TRANSLATION OF THE ZHEN'GAO, PT. 1
Declarations of the Perfected
Part One: Setting Scripts and Images into Motion
by THOMAS E. SMITH
Declarations of the Perfected is the first complete, annotated translation of the Zhen’gao, Tao Hongjing’s (456-536) masterful compilation of the Shangqing or Higher Clarity revelations, setting the stage for the heyday of medieval Daoism. This volume presents its first part (fasc. 1-4), centering around the practice of achieving “spiritual union,” a spiritual analogue to sexual intercourse, with Perfected partners. The book is the first to examine in depth the full process of this practice—from preliminary courtship to the act of spiritual union itself, the gestation of the Perfected embryo in the body of the adept, and finally the adept’s rebirth.

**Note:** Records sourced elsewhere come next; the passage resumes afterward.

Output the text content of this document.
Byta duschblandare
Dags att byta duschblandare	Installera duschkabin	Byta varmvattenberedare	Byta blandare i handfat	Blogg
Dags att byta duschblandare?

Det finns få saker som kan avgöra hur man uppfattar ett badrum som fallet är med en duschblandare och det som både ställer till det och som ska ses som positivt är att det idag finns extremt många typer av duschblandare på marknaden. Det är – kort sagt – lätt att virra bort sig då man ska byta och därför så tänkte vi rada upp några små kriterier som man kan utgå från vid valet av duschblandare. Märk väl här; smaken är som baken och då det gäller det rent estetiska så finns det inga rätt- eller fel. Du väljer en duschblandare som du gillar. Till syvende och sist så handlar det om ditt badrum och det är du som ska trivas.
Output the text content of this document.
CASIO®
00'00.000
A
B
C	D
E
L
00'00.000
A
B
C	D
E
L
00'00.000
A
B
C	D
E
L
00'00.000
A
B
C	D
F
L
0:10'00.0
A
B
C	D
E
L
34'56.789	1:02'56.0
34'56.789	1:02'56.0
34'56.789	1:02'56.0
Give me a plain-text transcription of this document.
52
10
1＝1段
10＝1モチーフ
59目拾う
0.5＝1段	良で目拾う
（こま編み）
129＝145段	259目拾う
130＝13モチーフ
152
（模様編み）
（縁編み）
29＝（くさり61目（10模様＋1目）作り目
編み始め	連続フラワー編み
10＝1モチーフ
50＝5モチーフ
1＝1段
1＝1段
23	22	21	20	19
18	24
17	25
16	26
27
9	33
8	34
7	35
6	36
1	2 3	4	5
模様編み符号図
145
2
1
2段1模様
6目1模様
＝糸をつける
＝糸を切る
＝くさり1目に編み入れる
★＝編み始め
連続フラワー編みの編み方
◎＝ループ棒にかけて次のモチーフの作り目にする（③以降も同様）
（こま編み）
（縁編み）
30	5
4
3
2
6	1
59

This translation represents a remarkable piece of scholarship. The chosen format is praiseworthy, each section being followed by the translator’s lucid and illuminating comments. The footnotes are comprehensive, providing necessary details to appreciate the translation. The Zhen’gao is a key text for the understanding of the beginnings of Higher Clarity as a new religious tradition of medieval China. This work renders it fully accessible for the first time. It is a must not only for sinologists and Daoist scholars but also for students of comparative religion and Asia historians.—Stephan Peter Bumbacher, University of Tübingen
The verse writings that make up most of the first four chapters of the Zhen'gao show the Daoist divinities of the mid-fourth century BCE as outstanding poets, worthy of comparison in literary skill and variety with the famous secular poets of the contemporaneous Eastern Jin dynasty. But their poems and songs had a much deeper significance that can only be understood in their full religious context. During the past twenty years, different scholars have translated various parts of these four chapters in widely scattered publications. Thomas Smith has the distinction now of being the first to offer an integral translation. To supplement his English rendering the author has provided copious footnotes and an extensive commentary. This book and its anticipated sequels should now bring this fascinating text, which was so influential in the religious, social, and literary history of medieval China, to the attention of the widest possible audience of students and specialists. It will surely spark increased engagement on a better informed level with many of the key issues in current Sinological scholarship.—Paul W. Kroll, University of Colorado
Thomas E. Smith received his Ph. D. in Chinese from the University of Michigan in 1992. Since then he has lived in Taiwan, working as a translator and editor both for the Bureau of Foreign Trade and, as a free-lancer, for local art museums and galleries.